- Alcolu Location within South Carolina Alcolu Location within the United States
- Coordinates: 33°45′04″N 80°12′51″W﻿ / ﻿33.75111°N 80.21417°W
- Country: United States
- State: South Carolina
- County: Clarendon

Area
- • Total: 4.57 sq mi (11.84 km^{2})
- • Land: 4.55 sq mi (11.78 km^{2})
- • Water: 0.023 sq mi (0.06 km^{2})
- Elevation: 125 ft (38 m)

Population (2020)
- • Total: 402
- • Density: 88.4/sq mi (34.12/km^{2})
- Time zone: UTC-5 (Eastern (EST))
- • Summer (DST): UTC-4 (EDT)
- ZIP code: 29001
- Area codes: 803, 839
- GNIS feature ID: 2629817

= Alcolu, South Carolina =

Alcolu is an unincorporated community and census-designated place (CDP) in Clarendon County, South Carolina, United States. As of the 2020 census, its population was 402. Alcolu has a post office with ZIP code 29001, which opened on August 17, 1888. It developed as a lumber and mill town.

==History==

=== Early history ===
Alcolu was established between 1885 and 1890 by D.W. Alderman as a company mill town for his timber company and lumber mill.

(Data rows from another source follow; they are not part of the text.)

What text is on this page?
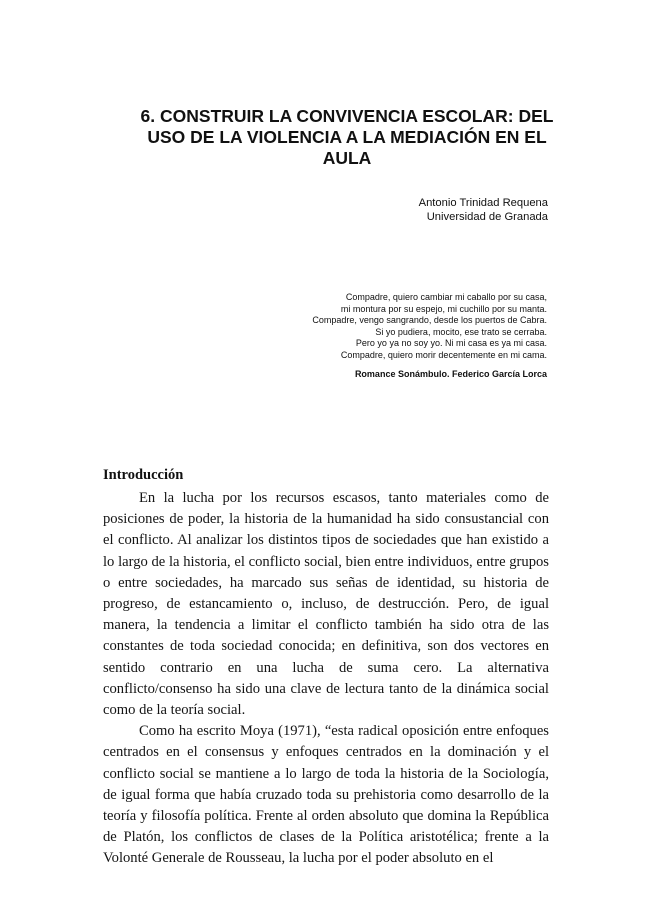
6. CONSTRUIR LA CONVIVENCIA ESCOLAR: DEL
USO DE LA VIOLENCIA A LA MEDIACIÓN EN EL
AULA
Antonio Trinidad Requena
Universidad de Granada
Compadre, quiero cambiar mi caballo por su casa,
mi montura por su espejo, mi cuchillo por su manta.
Compadre, vengo sangrando, desde los puertos de Cabra.
Si yo pudiera, mocito, ese trato se cerraba.
Pero yo ya no soy yo. Ni mi casa es ya mi casa.
Compadre, quiero morir decentemente en mi cama.
Romance Sonámbulo. Federico García Lorca
Introducción

En la lucha por los recursos escasos, tanto materiales como de posiciones de poder, la historia de la humanidad ha sido consustancial con el conflicto. Al analizar los distintos tipos de sociedades que han existido a lo largo de la historia, el conflicto social, bien entre individuos, entre grupos o entre sociedades, ha marcado sus señas de identidad, su historia de progreso, de estancamiento o, incluso, de destrucción. Pero, de igual manera, la tendencia a limitar el conflicto también ha sido otra de las constantes de toda sociedad conocida; en definitiva, son dos vectores en sentido contrario en una lucha de suma cero. La alternativa conflicto/consenso ha sido una clave de lectura tanto de la dinámica social como de la teoría social.

Como ha escrito Moya (1971), “esta radical oposición entre enfoques centrados en el consensus y enfoques centrados en la dominación y el conflicto social se mantiene a lo largo de toda la historia de la Sociología, de igual forma que había cruzado toda su prehistoria como desarrollo de la teoría y filosofía política. Frente al orden absoluto que domina la República de Platón, los conflictos de clases de la Política aristotélica; frente a la Volonté Generale de Rousseau, la lucha por el poder absoluto en el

The name Alcolu is derived from "AL" for Alderman, "CO" for Algernon Coldwell, a friend and brother-in-law, and "LU" for Lula, Alderman's daughter.

When it was built, Alcolu was a company town where many residents worked for businesses operated by D.W. Alderman & Sons. The business grew to include logging operations, a saw mill, planing mill, hosiery mill, flooring mill, farming, cattle ranching, a cotton gin, hotel, company store, and other businesses. Over time, the company helped found schools and churches, and built baseball fields, an electric plant, and a telephone system for the town. D.W. Alderman also founded the Alcolu and Paroda railroads and built the Alcolu railroad depot. The Alcolu Post Office was established on August 17, 1888, and Coldwell was appointed as its first postmaster.

Company employees were paid in "babbits", metal coins stamped with an "A", which could be used only in the company store. In 1919, the company opened the "Alderman 20 Stores in One" in nearby Manning, South Carolina. It was one of the first department stores in South Carolina and was described as having the first elevator in town.

=== George Stinney case ===
On March 22, 1944, two white girls, 11-year-old Betty June Binnicker and 7-year-old Mary Emma Thames, were murdered in Alcolu. George Stinney, a 14-year-old black boy, was convicted of their murders and became the youngest person with an exact birth date confirmed to be executed in the United States in the 20th century. Stinney's murder conviction was posthumously vacated in 2014, with Judge Carmen Mullen finding that he had not received a fair trial.

=== Post-war history ===
In 1947, the Alderman family sold the lumber mill to the Southern Coatings & Chemical Company and the Williams Furniture Company. They were bought in 1968 by Georgia-Pacific. Georgia-Pacific continued its operations in Alcolu until 2000, when the mill closed. According to the 2020 census, Alcolu had a population of 402 people.

==Geography==
Alcolu is located in northern Clarendon County, 4 mi north of Manning, the county seat. The southern edge of the CDP follows Interstate 95, which provides access at Exit 122. I-95 leads northeast 44 mi to Florence and southwest 24 mi to Santee. U.S. Route 521 runs through Alcolu, leading south to Manning and northwest 16 mi to Sumter.

According to the U.S. Census Bureau, the Alcolu CDP has a total area of 11.84 sqkm, of which 11.78 sqkm is land and 0.06 sqkm, or 0.47%, is water.

==Demographics==

Historical population
| Census | Pop. | Note | %± |
| 2010 | 429 |  | — |
| 2020 | 402 |  | −6.3% |
U.S. Decennial Census

==Education==
The school district is Clarendon School District 2.

==Notable people==

- Pressley Harvin III, punter for the Pittsburgh Steelers (2021–23).
- George Stinney Jr., African-American teenager who was wrongfully convicted and executed.